Development

How to contribute

The easiest way to contribute to SHERPA is to implement new algorithms or new schedulers.

Style Guide

SHERPA uses Google style Python doc-strings (e.g. here ).

Unit Testing

Unit tests are organized in scripts under /tests/ from the SHERPA root: test_sherpa.py tests core features of SHERPA, test_algorithms.py tests implemented algorithms, and test_schedulers.py tests schedulers. The file long_tests.py does high level testing of SHERPA and takes longer to run. All testing makes use of pytest, especially pytest.fixtures. The mock module is also used.

SHERPA Code Structure

Study and Trials

In Sherpa a parameter configuration corresponds to a Trial object and a parameter optimization corresponds to a Study object. A trial has an ID attribute and a dict of parameter name-value pairs.

class sherpa.core.Trial(id, parameters)[source]

Represents one parameter-configuration here referred to as one trial.

Parameters:
  • id (int) – the Trial ID.
  • parameters (dict) – parameter-name, parameter-value pairs.

A study comprises the results of a number of trials. It also provides methods for adding a new observation for a trial to the study (add_observation), finalizing a trial (finalize), getting a new trial (get_suggestion), and deciding whether a trial is performing worse than other trials and should be stopped (should_trial_stop).

class sherpa.core.Study(parameters, algorithm, lower_is_better, stopping_rule=None, dashboard_port=None, disable_dashboard=False, output_dir=None)[source]

The core of an optimization.

Includes functionality to get new suggested trials and add observations for those. Used internally but can also be used directly by the user.

Parameters:
  • parameters (list[sherpa.core.Parameter]) – a list of parameter ranges.
  • algorithm (sherpa.algorithms.Algorithm) – the optimization algorithm.
  • lower_is_better (bool) – whether to minimize or maximize the objective.
  • stopping_rule (sherpa.algorithms.StoppingRule) – algorithm to stop badly performing trials.
  • dashboard_port (int) – the port for the dashboard web-server, if None the first free port in the range 8880 to 9999 is found and used.
  • disable_dashboard (bool) – option to not run the dashboard.
  • output_dir (str) – directory path for CSV results.
  • random_seed (int) – seed to use for NumPy random number generators throughout.
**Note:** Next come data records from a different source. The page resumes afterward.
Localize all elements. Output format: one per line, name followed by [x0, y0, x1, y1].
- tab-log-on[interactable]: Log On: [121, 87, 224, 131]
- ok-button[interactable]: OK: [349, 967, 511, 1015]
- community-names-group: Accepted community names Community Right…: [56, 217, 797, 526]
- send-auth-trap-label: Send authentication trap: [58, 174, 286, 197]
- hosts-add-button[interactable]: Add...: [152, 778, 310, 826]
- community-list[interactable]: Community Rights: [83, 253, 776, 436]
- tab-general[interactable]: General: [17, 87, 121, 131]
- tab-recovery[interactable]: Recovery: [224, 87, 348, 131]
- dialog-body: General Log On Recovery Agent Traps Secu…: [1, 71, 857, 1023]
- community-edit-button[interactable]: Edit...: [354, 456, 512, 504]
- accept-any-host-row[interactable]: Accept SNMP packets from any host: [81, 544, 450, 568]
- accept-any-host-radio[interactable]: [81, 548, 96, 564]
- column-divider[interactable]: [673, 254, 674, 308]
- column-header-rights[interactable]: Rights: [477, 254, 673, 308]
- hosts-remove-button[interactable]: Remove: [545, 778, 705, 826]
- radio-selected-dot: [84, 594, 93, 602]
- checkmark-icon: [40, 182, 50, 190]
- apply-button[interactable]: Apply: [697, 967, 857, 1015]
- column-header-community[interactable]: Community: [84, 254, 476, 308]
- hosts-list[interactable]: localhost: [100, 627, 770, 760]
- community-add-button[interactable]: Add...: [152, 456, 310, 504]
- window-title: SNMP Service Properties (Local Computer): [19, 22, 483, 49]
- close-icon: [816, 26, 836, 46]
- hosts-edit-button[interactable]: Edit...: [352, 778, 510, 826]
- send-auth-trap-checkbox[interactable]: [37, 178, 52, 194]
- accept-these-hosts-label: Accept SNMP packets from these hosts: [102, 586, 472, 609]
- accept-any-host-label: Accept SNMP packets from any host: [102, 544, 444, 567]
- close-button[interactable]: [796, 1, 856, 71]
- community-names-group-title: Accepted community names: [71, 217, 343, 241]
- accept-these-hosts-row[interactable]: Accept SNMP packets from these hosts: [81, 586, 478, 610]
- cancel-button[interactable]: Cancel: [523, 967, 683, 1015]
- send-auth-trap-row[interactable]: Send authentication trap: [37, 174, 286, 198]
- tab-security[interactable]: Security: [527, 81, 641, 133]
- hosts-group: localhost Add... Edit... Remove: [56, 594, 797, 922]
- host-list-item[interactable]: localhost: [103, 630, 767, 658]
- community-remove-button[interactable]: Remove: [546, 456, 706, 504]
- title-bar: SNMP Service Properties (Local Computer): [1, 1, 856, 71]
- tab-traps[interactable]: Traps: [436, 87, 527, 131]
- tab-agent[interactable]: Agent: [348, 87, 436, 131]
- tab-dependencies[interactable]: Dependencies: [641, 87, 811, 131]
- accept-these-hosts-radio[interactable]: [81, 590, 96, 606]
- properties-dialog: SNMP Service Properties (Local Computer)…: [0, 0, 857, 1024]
In order to propose new trials or decide whether a trial should stop, the study holds an sherpa.algorithms.Algorithm instance that yields new trials and a sherpa.algorithms.StoppingRule that yields decisions about performance. When using Sherpa in API-mode the user directly interacts with the study.

Runner

The _Runner class automates the process of interacting with the study. It consists of a loop that updates results, updates currently running jobs, stops trials if necessary and submits new trials if necessary. In order to achieve this it interacts with a sherpa.database._Database object and a sherpa.schedulers.Scheduler object.

class sherpa.core._Runner(study, scheduler, database, max_concurrent, command, resubmit_failed_trials=False)[source]

Encapsulates all functionality needed to run a Study in parallel.

Responsibilities:

  • Get rows from database and check if any new observations need to be added
    to Study.
  • Update active trials, finalize any completed/stopped/failed trials.
  • Check what trials should be stopped and call scheduler kill_job
    method.
  • Check if new trials need to be submitted, get parameters and submit as a
    job.
Parameters:
  • study (sherpa.core.Study) – the study that is run.
  • scheduler (sherpa.schedulers.Scheduler) – a scheduler object.
  • database (sherpa.database._Database) – the database.
  • max_concurrent (int) – how many trials to run in parallel.
  • command (list[str]) – components of the command that runs a trial script e.g. [“python”, “train_nn.py”].
  • resubmit_failed_trials (bool) – whether a failed trial should be resubmitted.

Putting it all together

The user does not directly interact with the _Runner class. Instead it is wrapped by the function sherpa.optimize that sets up the database and takes algorithm and scheduler as arguments from the user.